Ein Pyrrhussieg
ist ein zu teuer erkaufter Erfolg.
im ursprünglichen Sinne geht der Sieger aus dem Konflikt ähnlich geschwächt hervor wie ein besiegter und kann auf dem Sieg nicht aufbauen. Der Ausdruck geht auf König Pyrrhus von Epirus (319/318–272 v. Chr.) zurück. Dieser soll nach seinem Sieg über die Römer in der Schlacht bei Asculum (Süditalien) 279 v. Chr. einem Vertrauten gesagt haben: „Noch so ein Sieg, und wir sind verloren!“

Wie lange werden sich die überschuldete Länder das gefallen lassen bevor sie deutsche Produkte boykottieren?
Das wäre auch für diese defizitäre Länder auch von Vorteil
Es fahren mehr FiAT Autos im Ausland als in italien selbst!

[3] Dobriden,
und wie lange würde es aber dauern bis dies "deutsche Produkte boykottieren" Ergebnisse zeigt?

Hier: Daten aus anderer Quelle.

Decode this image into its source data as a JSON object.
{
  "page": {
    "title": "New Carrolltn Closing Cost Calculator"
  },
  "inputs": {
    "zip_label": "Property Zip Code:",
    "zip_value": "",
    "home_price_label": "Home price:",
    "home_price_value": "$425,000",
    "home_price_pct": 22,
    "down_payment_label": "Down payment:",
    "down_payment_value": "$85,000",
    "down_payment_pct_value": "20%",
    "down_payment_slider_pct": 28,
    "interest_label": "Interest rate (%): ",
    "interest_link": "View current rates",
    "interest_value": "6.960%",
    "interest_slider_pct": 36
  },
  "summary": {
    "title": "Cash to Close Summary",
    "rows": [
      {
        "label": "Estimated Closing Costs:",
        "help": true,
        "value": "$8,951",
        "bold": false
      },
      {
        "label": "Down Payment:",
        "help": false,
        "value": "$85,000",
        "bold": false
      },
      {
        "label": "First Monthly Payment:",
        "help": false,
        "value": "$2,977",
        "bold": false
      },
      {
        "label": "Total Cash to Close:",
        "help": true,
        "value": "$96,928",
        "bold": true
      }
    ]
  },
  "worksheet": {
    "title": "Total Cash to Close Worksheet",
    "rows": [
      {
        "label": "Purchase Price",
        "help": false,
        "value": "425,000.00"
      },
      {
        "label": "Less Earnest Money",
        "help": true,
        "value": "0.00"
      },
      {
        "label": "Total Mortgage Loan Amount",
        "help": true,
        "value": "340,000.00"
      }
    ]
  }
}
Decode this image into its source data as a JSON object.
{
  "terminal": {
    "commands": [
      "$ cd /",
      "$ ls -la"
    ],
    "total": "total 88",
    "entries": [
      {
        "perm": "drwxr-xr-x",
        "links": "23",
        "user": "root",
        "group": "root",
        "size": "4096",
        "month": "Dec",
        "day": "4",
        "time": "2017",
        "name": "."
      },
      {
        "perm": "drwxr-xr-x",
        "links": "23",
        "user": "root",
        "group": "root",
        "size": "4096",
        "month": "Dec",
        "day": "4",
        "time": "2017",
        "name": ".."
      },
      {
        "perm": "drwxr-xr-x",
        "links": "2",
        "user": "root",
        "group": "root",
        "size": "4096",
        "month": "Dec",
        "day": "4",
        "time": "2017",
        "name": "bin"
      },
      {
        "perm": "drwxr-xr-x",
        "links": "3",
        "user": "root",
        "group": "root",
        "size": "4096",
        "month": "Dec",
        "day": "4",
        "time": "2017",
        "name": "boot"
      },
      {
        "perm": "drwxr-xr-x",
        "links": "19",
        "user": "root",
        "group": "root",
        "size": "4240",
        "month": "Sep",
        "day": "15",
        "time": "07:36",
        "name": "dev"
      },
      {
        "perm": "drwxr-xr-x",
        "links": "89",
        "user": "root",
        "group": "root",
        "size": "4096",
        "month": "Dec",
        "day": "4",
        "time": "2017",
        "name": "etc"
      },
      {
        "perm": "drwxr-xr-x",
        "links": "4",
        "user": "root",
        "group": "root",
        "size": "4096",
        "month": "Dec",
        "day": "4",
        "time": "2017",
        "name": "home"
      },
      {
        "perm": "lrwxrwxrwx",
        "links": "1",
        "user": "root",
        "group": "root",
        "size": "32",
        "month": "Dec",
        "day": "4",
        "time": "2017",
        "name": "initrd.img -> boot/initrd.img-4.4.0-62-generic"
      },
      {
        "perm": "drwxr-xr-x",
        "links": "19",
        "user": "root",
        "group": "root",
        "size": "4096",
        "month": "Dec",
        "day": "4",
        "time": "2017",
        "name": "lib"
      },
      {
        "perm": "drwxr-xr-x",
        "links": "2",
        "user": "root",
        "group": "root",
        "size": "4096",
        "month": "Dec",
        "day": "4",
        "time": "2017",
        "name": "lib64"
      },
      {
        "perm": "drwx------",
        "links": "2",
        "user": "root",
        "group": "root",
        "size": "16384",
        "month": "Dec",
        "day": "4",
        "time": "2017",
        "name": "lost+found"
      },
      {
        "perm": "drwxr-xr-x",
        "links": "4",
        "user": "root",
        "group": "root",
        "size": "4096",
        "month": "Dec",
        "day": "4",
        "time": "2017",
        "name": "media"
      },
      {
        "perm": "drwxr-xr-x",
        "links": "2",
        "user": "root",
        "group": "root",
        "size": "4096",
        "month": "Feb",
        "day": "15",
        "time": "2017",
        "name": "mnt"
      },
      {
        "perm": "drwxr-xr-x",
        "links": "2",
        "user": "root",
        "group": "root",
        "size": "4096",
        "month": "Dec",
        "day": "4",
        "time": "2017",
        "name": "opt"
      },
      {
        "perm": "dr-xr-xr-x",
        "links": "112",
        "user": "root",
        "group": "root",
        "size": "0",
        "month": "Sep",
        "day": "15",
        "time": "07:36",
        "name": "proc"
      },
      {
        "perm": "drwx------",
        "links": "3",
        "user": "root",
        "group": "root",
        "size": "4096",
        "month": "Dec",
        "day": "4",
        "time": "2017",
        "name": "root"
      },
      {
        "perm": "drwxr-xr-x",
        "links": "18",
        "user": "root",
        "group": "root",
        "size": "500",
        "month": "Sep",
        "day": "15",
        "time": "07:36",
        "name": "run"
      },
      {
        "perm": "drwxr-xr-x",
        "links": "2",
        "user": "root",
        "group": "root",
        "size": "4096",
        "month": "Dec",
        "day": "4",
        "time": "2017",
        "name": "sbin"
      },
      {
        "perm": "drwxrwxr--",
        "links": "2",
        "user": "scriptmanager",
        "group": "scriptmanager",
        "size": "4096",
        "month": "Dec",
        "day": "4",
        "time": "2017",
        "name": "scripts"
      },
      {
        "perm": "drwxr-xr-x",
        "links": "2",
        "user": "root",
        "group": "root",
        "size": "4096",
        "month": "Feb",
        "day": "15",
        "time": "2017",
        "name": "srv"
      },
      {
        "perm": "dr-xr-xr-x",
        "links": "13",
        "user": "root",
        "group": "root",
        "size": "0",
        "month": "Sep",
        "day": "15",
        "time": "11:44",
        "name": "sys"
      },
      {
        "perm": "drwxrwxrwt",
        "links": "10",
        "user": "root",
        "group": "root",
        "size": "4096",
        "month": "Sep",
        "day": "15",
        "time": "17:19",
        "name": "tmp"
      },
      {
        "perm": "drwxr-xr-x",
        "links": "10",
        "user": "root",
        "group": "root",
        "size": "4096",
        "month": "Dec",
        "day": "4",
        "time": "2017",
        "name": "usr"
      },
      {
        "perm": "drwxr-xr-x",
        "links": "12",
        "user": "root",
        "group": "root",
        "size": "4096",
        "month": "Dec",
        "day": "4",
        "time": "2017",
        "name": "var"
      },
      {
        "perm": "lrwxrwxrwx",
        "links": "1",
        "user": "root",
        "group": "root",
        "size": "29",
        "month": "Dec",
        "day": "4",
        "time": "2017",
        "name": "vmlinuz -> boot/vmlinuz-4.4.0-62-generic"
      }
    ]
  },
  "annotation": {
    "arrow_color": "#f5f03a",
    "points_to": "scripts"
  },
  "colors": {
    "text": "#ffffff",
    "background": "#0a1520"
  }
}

Endlich bleibt unsere bundeskanzlerin hart! Es ist höchste Zeit, eigentlich schon reichlich spät, denn wer a) (GR) sagt muss auch b) (iR) sagen.Aber C) muss wirklich nicht sein: Der EURO-Rettungsschirm verleitet nur zu weiterer Nachlässigkeit in den Staatsverschuldungen. bald auch noch belgien...? Ja, wo sind wir denn in Europa angekommen? Unser bdFinMin ist schon wieder halb weich: zuwarten, bis dass der bundestag später mitmacht! Seine Härte gegen eigene Mitarbeiter sollte er stattdessen in der EURO-Politik zeigen. Es ist schwer für einen gelernten Volkswirt, diese falsch verstandene Solidarität auszuhalten.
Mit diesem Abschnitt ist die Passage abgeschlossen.